It’s difficult to do that now since at that time there were a lot of top fighters that were free agents after the fall of PRIDE.
Affliction, EliteXC, Strikeforce, DREAM, and Sengoku all had some of the top fighters. Strikeforce ended up reepng the benefits of Afflictions fall even though UFC was the one who bought Affliction. They bought EliteXC that had loads of talent. Partnership with DREAM was very fruitful.
Strikeforce is the model to follow to compete, not Affliction. What hurt Strikeforce was that their parent company weren’t really “in it”. People act like they lost some money so that means they’re a failure. The truth is everybody loses money when they go from occasional show in San Jose to National. That doesn’t come seamless. However the brand name was getting stronger, the ratings were stronger, the roster was more than credible, and they were rapidly increasing in value.
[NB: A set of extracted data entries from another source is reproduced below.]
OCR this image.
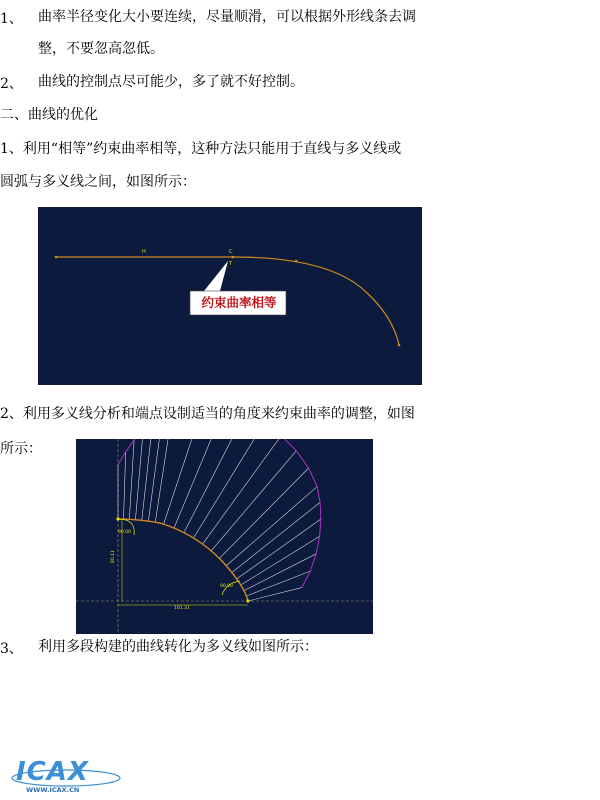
1、 曲率半径变化大小要连续，尽量顺滑，可以根据外形线条去调
整，不要忽高忽低。
2、 曲线的控制点尽可能少，多了就不好控制。
二、曲线的优化
1、利用“相等”约束曲率相等，这种方法只能用于直线与多义线或
圆弧与多义线之间，如图所示：
H	C
T
约束曲率相等
2、利用多义线分析和端点设制适当的角度来约束曲率的调整，如图
所示：
90.00
90.00
80.11
101.31
3、 利用多段构建的曲线转化为多义线如图所示：
ICAX
WWW.ICAX.CN
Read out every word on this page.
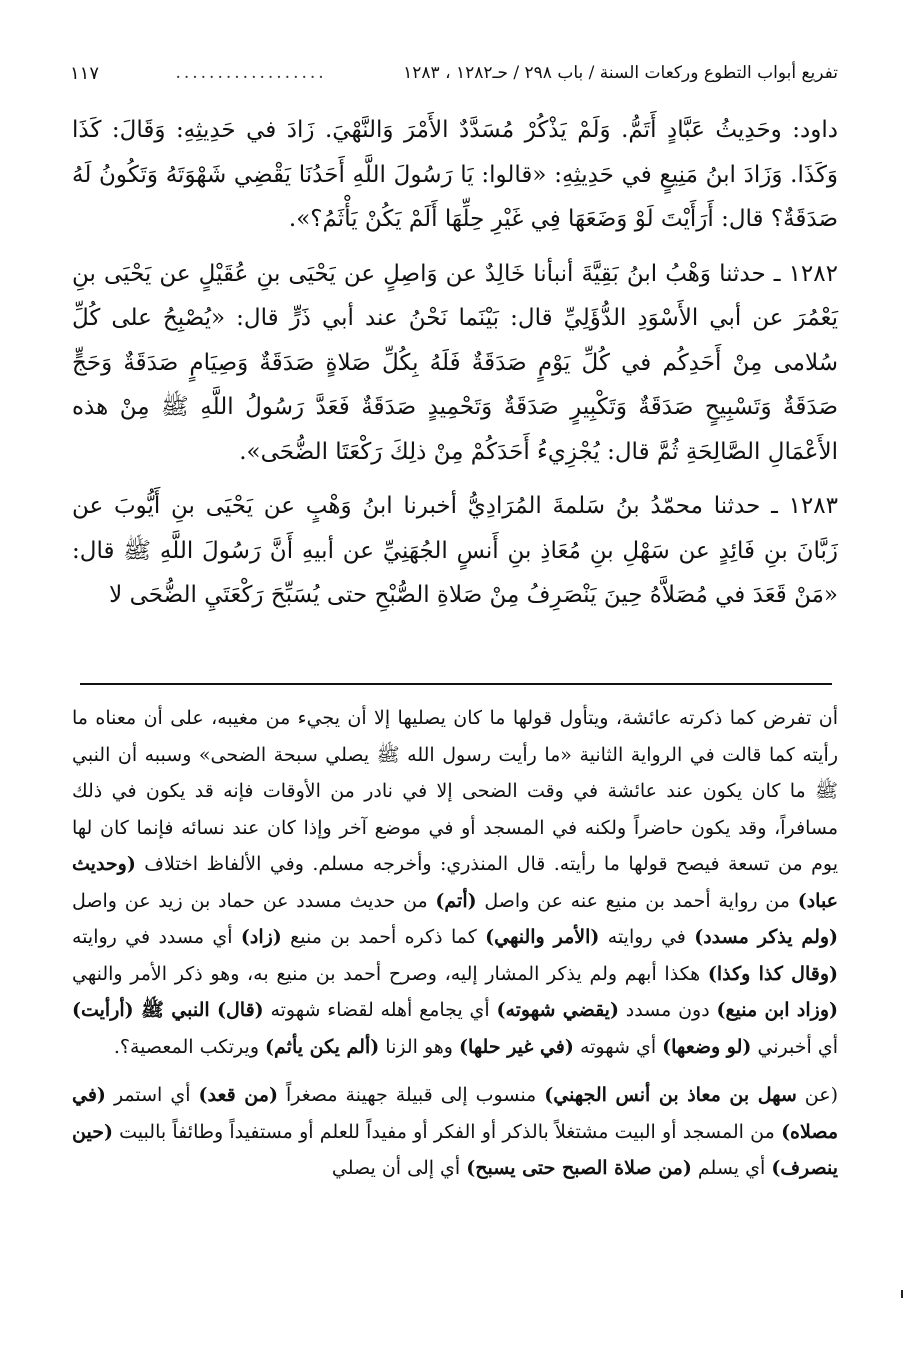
تفريع أبواب التطوع وركعات السنة / باب ٢٩٨ / حـ١٢٨٢ ، ١٢٨٣
..................
١١٧

داود: وحَدِيثُ عَبَّادٍ أَتَمُّ. وَلَمْ يَذْكُرْ مُسَدَّدٌ الأَمْرَ وَالنَّهْيَ. زَادَ في حَدِيثِهِ: وَقَالَ: كَذَا وَكَذَا. وَزَادَ ابنُ مَنِيعٍ في حَدِيثِهِ: «قالوا: يَا رَسُولَ اللَّهِ أَحَدُنَا يَقْضِي شَهْوَتَهُ وَتَكُونُ لَهُ صَدَقَةٌ؟ قال: أَرَأَيْتَ لَوْ وَضَعَهَا فِي غَيْرِ حِلِّهَا أَلَمْ يَكُنْ يَأْثَمُ؟».

١٢٨٢ ـ حدثنا وَهْبُ ابنُ بَقِيَّةَ أنبأنا خَالِدٌ عن وَاصِلٍ عن يَحْيَى بنِ عُقَيْلٍ عن يَحْيَى بنِ يَعْمُرَ عن أبي الأَسْوَدِ الدُّؤَلِيِّ قال: بَيْنَما نَحْنُ عند أبي ذَرٍّ قال: «يُصْبِحُ على كُلِّ سُلامى مِنْ أَحَدِكُم في كُلِّ يَوْمٍ صَدَقَةٌ فَلَهُ بِكُلِّ صَلاةٍ صَدَقَةٌ وَصِيَامٍ صَدَقَةٌ وَحَجٍّ صَدَقَةٌ وَتَسْبِيحٍ صَدَقَةٌ وَتَكْبِيرٍ صَدَقَةٌ وَتَحْمِيدٍ صَدَقَةٌ فَعَدَّ رَسُولُ اللَّهِ ﷺ مِنْ هذه الأَعْمَالِ الصَّالِحَةِ ثُمَّ قال: يُجْزِيءُ أَحَدَكُمْ مِنْ ذلِكَ رَكْعَتَا الضُّحَى».

١٢٨٣ ـ حدثنا محمّدُ بنُ سَلمةَ المُرَادِيُّ أخبرنا ابنُ وَهْبٍ عن يَحْيَى بنِ أَيُّوبَ عن زَبَّانَ بنِ فَائِدٍ عن سَهْلِ بنِ مُعَاذِ بنِ أَنسٍ الجُهَنِيِّ عن أبيهِ أَنَّ رَسُولَ اللَّهِ ﷺ قال: «مَنْ قَعَدَ في مُصَلاَّهُ حِينَ يَنْصَرِفُ مِنْ صَلاةِ الصُّبْحِ حتى يُسَبِّحَ رَكْعَتَيِ الضُّحَى لا

أن تفرض كما ذكرته عائشة، ويتأول قولها ما كان يصليها إلا أن يجيء من مغيبه، على أن معناه ما رأيته كما قالت في الرواية الثانية «ما رأيت رسول الله ﷺ يصلي سبحة الضحى» وسببه أن النبي ﷺ ما كان يكون عند عائشة في وقت الضحى إلا في نادر من الأوقات فإنه قد يكون في ذلك مسافراً، وقد يكون حاضراً ولكنه في المسجد أو في موضع آخر وإذا كان عند نسائه فإنما كان لها يوم من تسعة فيصح قولها ما رأيته. قال المنذري: وأخرجه مسلم. وفي الألفاظ اختلاف (وحديث عباد) من رواية أحمد بن منيع عنه عن واصل (أتم) من حديث مسدد عن حماد بن زيد عن واصل (ولم يذكر مسدد) في روايته (الأمر والنهي) كما ذكره أحمد بن منيع (زاد) أي مسدد في روايته (وقال كذا وكذا) هكذا أبهم ولم يذكر المشار إليه، وصرح أحمد بن منيع به، وهو ذكر الأمر والنهي (وزاد ابن منيع) دون مسدد (يقضي شهوته) أي يجامع أهله لقضاء شهوته (قال) النبي ﷺ (أرأيت) أي أخبرني (لو وضعها) أي شهوته (في غير حلها) وهو الزنا (ألم يكن يأثم) ويرتكب المعصية؟.

(عن سهل بن معاذ بن أنس الجهني) منسوب إلى قبيلة جهينة مصغراً (من قعد) أي استمر (في مصلاه) من المسجد أو البيت مشتغلاً بالذكر أو الفكر أو مفيداً للعلم أو مستفيداً وطائفاً بالبيت (حين ينصرف) أي يسلم (من صلاة الصبح حتى يسبح) أي إلى أن يصلي
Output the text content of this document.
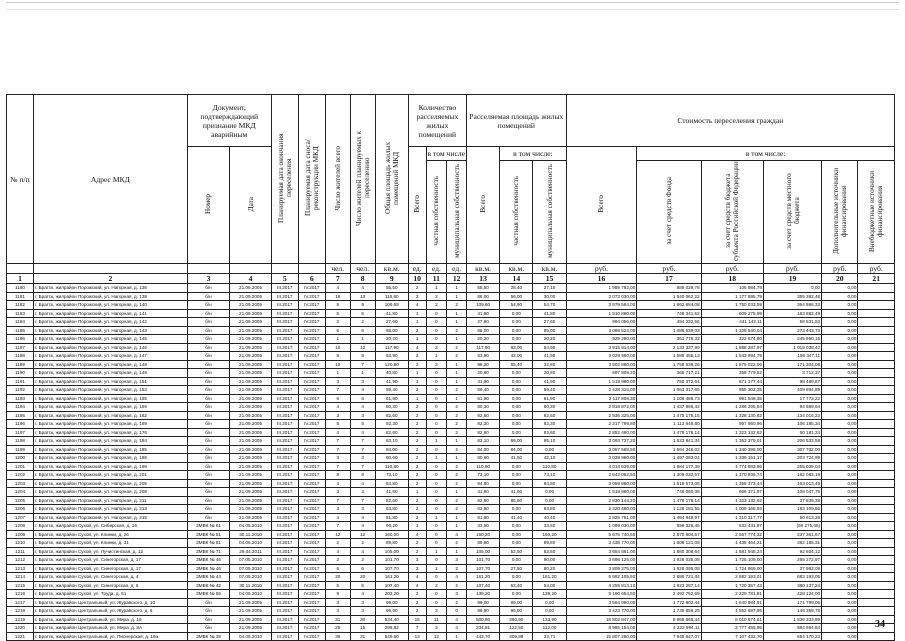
№ п/п	Адрес МКД	Документ, подтверждающий признание МКД аварийным		Планируемая дата окончания переселения	Планируемая дата сноса/реконструкции МКД	Число жителей всего	Число жителей планируемых к переселению	Общая площадь жилых помещений МКД	Количество расселяемых жилых помещений			Расселяемая площадь жилых помещений			Стоимость переселения граждан					
		Номер	Дата						Всего	в том числе		Всего	в том числе:		Всего	в том числе:				
										частная собственность	муниципальная собственность		частная собственность	муниципальная собственность		за счет средств Фонда	за счет средств бюджета субъекта Российской Федерации	за счет средств местного бюджета	Дополнительные источники финансирования	Внебюджетные источники финансирования
						чел.	чел.	кв.м.	ед.	ед.	ед.	кв.м.	кв.м.	кв.м.	руб.	руб.	руб.	руб.	руб.	руб.
1	2	3	4	5	6	7	8	9	10	11	12	13	14	15	16	17	18	19	20	21
1180	г. Братск, жилрайон Порожский, ул. Нагорная, д. 136	б/н	21.09.2005	III.2017	IV.2017	4	4	55,50	2	1	1	55,50	28,40	27,10	1 989 792,00	889 029,78	106 984,79	0,00	0,00	
1181	г. Братск, жилрайон Порожский, ул. Нагорная, д. 138	б/н	21.09.2005	III.2017	IV.2017	16	13	115,60	3	2	1	86,00	56,00	30,00	3 073 030,00	1 540 062,22	1 177 595,79	355 392,48	0,00	
1182	г. Братск, жилрайон Порожский, ул. Нагорная, д. 140	б/н	21.09.2005	III.2017	IV.2017	9	9	109,69	4	2	2	109,60	54,90	54,70	3 979 584,00	1 862 684,08	1 750 033,59	364 866,33	0,00	
1183	г. Братск, жилрайон Порожский, ул. Нагорная, д. 141	б/н	21.09.2005	III.2017	IV.2017	5	5	41,80	1	0	1	41,80	0,00	41,80	1 510 860,00	748 341,52	609 275,99	163 882,49	0,00	
1184	г. Братск, жилрайон Порожский, ул. Нагорная, д. 142	б/н	21.09.2005	III.2017	IV.2017	2	2	27,60	1	0	1	27,60	0,00	27,60	994 056,00	494 232,56	441 142,11	58 531,53	0,00	
1185	г. Братск, жилрайон Порожский, ул. Нагорная, д. 143	б/н	21.09.2005	III.2017	IV.2017	6	6	85,00	2	0	2	85,00	0,00	85,00	3 088 523,00	1 486 539,03	1 328 540,04	273 443,73	0,00	
1186	г. Братск, жилрайон Порожский, ул. Нагорная, д. 145	б/н	21.09.2005	III.2017	IV.2017	1	1	20,20	1	0	1	20,20	0,00	20,20	929 290,00	361 776,32	322 574,80	245 950,15	0,00	
1187	г. Братск, жилрайон Порожский, ул. Нагорная, д. 146	б/н	21.09.2005	III.2017	IV.2017	10	10	117,90	4	2	2	117,90	63,00	54,90	3 915 914,00	2 133 337,99	1 888 287,97	1 019 038,42	0,00	
1188	г. Братск, жилрайон Порожский, ул. Нагорная, д. 147	б/н	21.09.2005	III.2017	IV.2017	8	8	63,90	3	1	2	63,90	42,00	41,90	3 029 960,00	1 585 455,13	1 543 994,79	156 347,11	0,00	
1189	г. Братск, жилрайон Порожский, ул. Нагорная, д. 148	б/н	21.09.2005	III.2017	IV.2017	10	7	120,80	3	2	1	98,20	65,40	32,80	3 502 860,00	1 758 536,26	1 575 022,06	171 304,08	0,00	
1190	г. Братск, жилрайон Порожский, ул. Нагорная, д. 149	б/н	21.09.2005	III.2017	IV.2017	1	1	40,80	1	0	1	20,80	0,00	20,80	697 809,20	365 717,21	358 779,52	3 712,37	0,00	
1191	г. Братск, жилрайон Порожский, ул. Нагорная, д. 151	б/н	21.09.2005	III.2017	IV.2017	3	3	41,90	1	0	1	41,90	0,00	41,90	1 519 980,00	750 372,64	671 177,44	98 489,87	0,00	
1192	г. Братск, жилрайон Порожский, ул. Нагорная, д. 153	б/н	21.09.2005	III.2017	IV.2017	7	4	59,40	2	0	2	59,40	0,00	59,40	2 428 315,00	1 063 317,65	955 302,35	409 894,89	0,00	
1193	г. Братск, жилрайон Порожский, ул. Нагорная, д. 155	б/н	21.09.2005	III.2017	IV.2017	6	6	61,90	1	0	1	61,90	0,00	61,90	2 117 808,30	1 108 486,73	991 548,35	17 773,22	0,00	
1194	г. Братск, жилрайон Порожский, ул. Нагорная, д. 159	б/н	21.09.2005	III.2017	IV.2017	4	4	80,30	2	0	2	80,30	0,00	80,30	2 818 872,00	1 437 986,42	1 286 295,94	94 589,64	0,00	
1195	г. Братск, жилрайон Порожский, ул. Нагорная, д. 162	б/н	21.09.2005	III.2017	IV.2017	3	3	82,60	2	0	2	82,60	0,00	82,60	2 936 325,00	1 475 178,15	1 328 130,82	134 016,23	0,00	
1196	г. Братск, жилрайон Порожский, ул. Нагорная, д. 169	б/н	21.09.2005	III.2017	IV.2017	5	5	82,30	2	0	2	82,30	0,00	82,30	2 217 799,80	1 113 649,80	997 950,96	106 185,34	0,00	
1197	г. Братск, жилрайон Порожский, ул. Нагорная, д. 176	б/н	21.09.2005	III.2017	IV.2017	4	4	82,60	2	0	2	82,60	0,00	82,60	2 852 490,00	1 479 176,14	1 323 132,62	50 181,24	0,00	
1198	г. Братск, жилрайон Порожский, ул. Нагорная, д. 184	б/н	21.09.2005	III.2017	IV.2017	7	7	83,10	2	1	1	83,10	66,00	95,10	3 093 737,20	1 523 841,34	1 363 379,01	206 533,58	0,00	
1199	г. Братск, жилрайон Порожский, ул. Нагорная, д. 185	б/н	21.09.2005	III.2017	IV.2017	7	7	84,00	2	0	2	84,00	84,00	0,00	3 057 568,50	1 564 346,02	1 340 398,00	307 702,00	0,00	
1200	г. Братск, жилрайон Порожский, ул. Нагорная, д. 186	б/н	21.09.2005	III.2017	IV.2017	3	3	80,60	2	1	1	80,60	41,50	42,10	3 039 960,00	1 497 083,04	1 339 151,17	203 724,99	0,00	
1201	г. Братск, жилрайон Порожский, ул. Нагорная, д. 199	б/н	21.09.2005	III.2017	IV.2017	7	7	110,80	2	0	2	110,80	0,00	110,80	4 014 539,00	1 984 177,39	1 774 883,86	255 039,04	0,00	
1202	г. Братск, жилрайон Порожский, ул. Нагорная, д. 201	б/н	21.09.2005	III.2017	IV.2017	8	8	73,10	2	0	2	73,10	0,00	73,10	2 642 052,50	1 309 032,57	1 170 936,74	162 083,19	0,00	
1203	г. Братск, жилрайон Порожский, ул. Нагорная, д. 205	б/н	21.09.2005	III.2017	IV.2017	4	4	84,80	2	0	2	84,80	0,00	84,80	3 059 960,00	1 518 573,08	1 358 373,44	163 013,49	0,00	
1204	г. Братск, жилрайон Порожский, ул. Нагорная, д. 209	б/н	21.09.2005	III.2017	IV.2017	3	3	41,60	1	0	1	41,60	41,60	0,00	1 519 980,00	746 060,38	666 371,87	108 047,75	0,00	
1205	г. Братск, жилрайон Порожский, ул. Нагорная, д. 211	б/н	21.09.2005	III.2017	IV.2017	7	7	82,60	2	0	2	82,60	85,60	0,00	2 830 144,20	1 478 176,14	1 323 132,62	37 835,38	0,00	
1206	г. Братск, жилрайон Порожский, ул. Нагорная, д. 213	б/н	21.09.2005	III.2017	IV.2017	3	3	63,80	2	0	2	63,80	0,00	63,80	2 320 460,00	1 128 181,55	1 009 168,93	183 109,56	0,00	
1207	г. Братск, жилрайон Порожский, ул. Нагорная, д. 215	б/н	21.09.2005	III.2017	IV.2017	4	4	81,80	2	1	1	81,80	41,40	40,40	2 825 781,00	1 464 849,97	1 310 317,77	50 613,26	0,00	
1208	г. Братск, жилрайон Сухой, ул. Сибирская, д. 16	ЗМВК № 61	04.05.2010	III.2017	IV.2017	7	4	96,20	1	0	1	33,50	0,00	33,50	1 099 030,00	596 326,45	533 431,87	(69 275,65)	0,00	
1209	г. Братск, жилрайон Сухой, ул. Клинки, д. 26	ЗМВК № 51	30.11.2010	III.2017	IV.2017	12	12	160,00	4	0	4	160,20	0,00	160,20	5 675 740,50	2 870 604,57	2 567 774,32	237 361,67	0,00	
1210	г. Братск, жилрайон Сухой, ул. Клинки, д. 31	ЗМВК № 61	04.05.2010	III.2017	IV.2017	2	2	89,80	2	0	2	89,80	0,00	89,80	3 438 770,00	1 608 121,08	1 438 464,21	392 185,31	0,00	
1211	г. Братск, жилрайон Сухой, ул. Лучистинская, д. 12	ЗМВК № 71	29.04.2011	III.2017	IV.2017	4	4	105,00	2	1	1	105,00	52,50	52,50	3 654 861,00	1 880 308,64	1 681 948,24	92 604,12	0,00	
1212	г. Братск, жилрайон Сухой, ул. Синегорская, д. 17	ЗМВК № 46	07.05.2010	III.2017	IV.2017	2	2	101,70	3	0	3	101,70	0,00	90,00	3 698 125,00	1 928 035,08	1 725 109,00	265 272,97	0,00	
1213	г. Братск, жилрайон Сухой, ул. Синегорская, д. 17	ЗМВК № 46	07.05.2010	III.2017	IV.2017	6	6	107,70	3	1	2	107,70	27,50	80,20	3 809 275,00	1 928 095,08	1 724 869,00	37 982,09	0,00	
1214	г. Братск, жилрайон Сухой, ул. Синегорская, д. 4	ЗМВК № 44	07.05.2010	III.2017	IV.2017	20	20	161,20	4	0	4	161,20	0,00	161,20	5 992 105,50	2 886 721,44	2 582 193,01	683 193,05	0,00	
1215	г. Братск, жилрайон Сухой, ул. Синегорская, д. 6	ЗМВК № 42	30.11.2010	III.2017	IV.2017	5	5	107,40	4	2	2	107,40	53,40	54,00	4 255 813,10	1 923 287,14	1 720 357,43	380 137,24	0,00	
1216	г. Братск, жилрайон Сухой, ул. Труда, д. 51	ЗМВК № 56	04.05.2010	III.2017	IV.2017	9	4	203,20	3	0	3	139,20	0,00	139,20	5 190 654,50	2 492 752,69	2 229 781,81	428 124,00	0,00	
1217	г. Братск, жилрайон Центральный, ул. Журавского, д. 10	б/н	21.09.2005	III.2017	IV.2017	3	3	99,00	2	0	2	99,00	99,00	0,00	3 584 990,00	1 772 802,44	1 640 984,91	171 799,05	0,00	
1218	г. Братск, жилрайон Центральный, ул. Журавского, д. 6	б/н	21.09.2005	III.2017	IV.2017	3	3	96,90	2	2	0	96,90	96,90	0,00	3 423 770,00	1 735 856,25	1 552 597,95	146 358,78	0,00	
1219	г. Братск, жилрайон Центральный, ул. Мира, д. 18	б/н	21.09.2005	III.2017	IV.2017	31	30	534,40	15	11	4	500,80	366,90	133,90	18 802 847,00	8 955 665,44	8 010 874,61	1 836 333,89	0,00	
1220	г. Братск, жилрайон Центральный, ул. Мира, д. 8А	б/н	21.09.2005	III.2017	IV.2017	25	15	299,82	7	3	4	234,81	122,50	112,00	8 985 154,00	4 222 994,11	3 777 455,95	984 664,84	0,00	
1221	г. Братск, жилрайон Центральный, ул. Пионерская, д. 19а	ЗМВК № 38	04.05.2010	III.2017	IV.2017	36	31	549,60	13	12	1	443,70	409,99	33,71	15 807 250,00	7 945 647,07	7 107 432,70	654 170,23	0,00	
34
But maybe they weren’t profitable yet..But the Fertitas lost money as well. They bled money for awhile..the difference is they were invested enough to see it through. Strikeforce was unfortunately owned by SV venture capitalists who would by nature jump at any offer that’s slightly above value. If only Strikeforce had the safety net that Bellator enjoys today, then we’d be talking about a true competitor. I actually remember hearing Zuffa feared Viacom purchasing Strikeforce when it was known that UFC wouldn’t re-up on Spike.